En 1940, c'est encore la "drôle de guerre" au moment de la "Pascale". Les responsables de L'Auto tentent tout de même d'organiser la course. "Cependant, ils doivent se rendre à l'évidence : il leur est interdit de faire arriver les champions à Roubaix, situé en zone des armées", explique l'historien de référence de Paris-Roubaix, Pascal Sergent, qui a écrit plusieurs livres sur la classique nordiste. Les organisateurs envisagent d'inverser le parcours avec arrivée dans la capitale. Mais le préfet de la Somme interdit le passage de la course dans son département. "Un Paris-Roubaix de guerre se déroulera néanmoins entre... Le Mans et Paris", raconte Pascal Sergent en soulignant que le peloton des 63 concurrents compte un seul coureur belge.
La victoire de l'"Aigle noir"
Les deux années suivantes, c'est sur un trajet différent, entre Paris et Reims, que ce pseudo Paris-Roubaix est organisé. Ce n'est qu'en 1943 que l'autorisation est donnée pour un retour sur le parcours traditionnel. Avec, en conclusion, un succès belge signé Marcel Kint, le coureur qui aura porté le plus longtemps le maillot de champion du monde (de 1938 à 1946, en raison de la guerre).

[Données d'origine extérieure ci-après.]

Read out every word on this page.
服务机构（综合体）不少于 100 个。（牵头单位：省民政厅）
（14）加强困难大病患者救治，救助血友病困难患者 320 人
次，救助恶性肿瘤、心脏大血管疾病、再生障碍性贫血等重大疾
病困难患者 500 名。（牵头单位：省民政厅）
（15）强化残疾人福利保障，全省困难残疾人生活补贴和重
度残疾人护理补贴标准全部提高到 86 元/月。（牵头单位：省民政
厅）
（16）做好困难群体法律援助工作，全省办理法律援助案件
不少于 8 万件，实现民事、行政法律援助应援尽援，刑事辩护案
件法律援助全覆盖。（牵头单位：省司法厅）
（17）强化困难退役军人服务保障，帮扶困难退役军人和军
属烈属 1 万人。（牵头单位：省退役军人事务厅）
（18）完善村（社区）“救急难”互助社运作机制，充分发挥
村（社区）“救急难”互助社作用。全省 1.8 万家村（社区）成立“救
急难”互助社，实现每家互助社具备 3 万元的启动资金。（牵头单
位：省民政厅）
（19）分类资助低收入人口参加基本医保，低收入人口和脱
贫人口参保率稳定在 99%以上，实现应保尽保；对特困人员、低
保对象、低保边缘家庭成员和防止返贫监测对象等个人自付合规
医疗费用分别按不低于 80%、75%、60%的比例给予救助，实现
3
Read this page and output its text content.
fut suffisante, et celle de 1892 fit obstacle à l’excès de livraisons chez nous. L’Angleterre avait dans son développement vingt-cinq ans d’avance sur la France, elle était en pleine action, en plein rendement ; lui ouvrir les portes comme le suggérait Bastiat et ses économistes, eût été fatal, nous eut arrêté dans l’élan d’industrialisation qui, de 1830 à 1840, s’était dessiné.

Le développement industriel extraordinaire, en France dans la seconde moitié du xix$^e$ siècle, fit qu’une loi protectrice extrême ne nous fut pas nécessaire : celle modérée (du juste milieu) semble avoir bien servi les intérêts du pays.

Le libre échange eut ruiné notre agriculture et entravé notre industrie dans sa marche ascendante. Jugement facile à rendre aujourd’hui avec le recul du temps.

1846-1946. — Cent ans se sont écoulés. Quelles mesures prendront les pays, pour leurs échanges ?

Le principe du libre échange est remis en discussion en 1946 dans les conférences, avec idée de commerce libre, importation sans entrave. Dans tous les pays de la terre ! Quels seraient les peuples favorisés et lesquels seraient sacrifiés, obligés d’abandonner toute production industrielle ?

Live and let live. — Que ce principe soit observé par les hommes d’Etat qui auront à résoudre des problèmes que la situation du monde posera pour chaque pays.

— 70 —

Près d'un siècle plus tard, l'"Aigle noir", le surnom de Kint, avait gardé un souvenir précis de cette victoire : "Après l'arrivée, je ne me suis pas attardé. Je suis rentré chez moi, en vélo comme d'habitude, mais sans mon bouquet que j'avais laissé à Roubaix. Non loin de chez moi, un de mes supporters me croisa et me demanda ce que je faisais là. Je lui ai répondu que je venais de gagner Paris-Roubaix. Il a éclaté de rire et ne m'a pas cru. Mes proches non plus d'ailleurs. Ils ne se sont rendus à l'évidence que le lendemain en lisant le journal."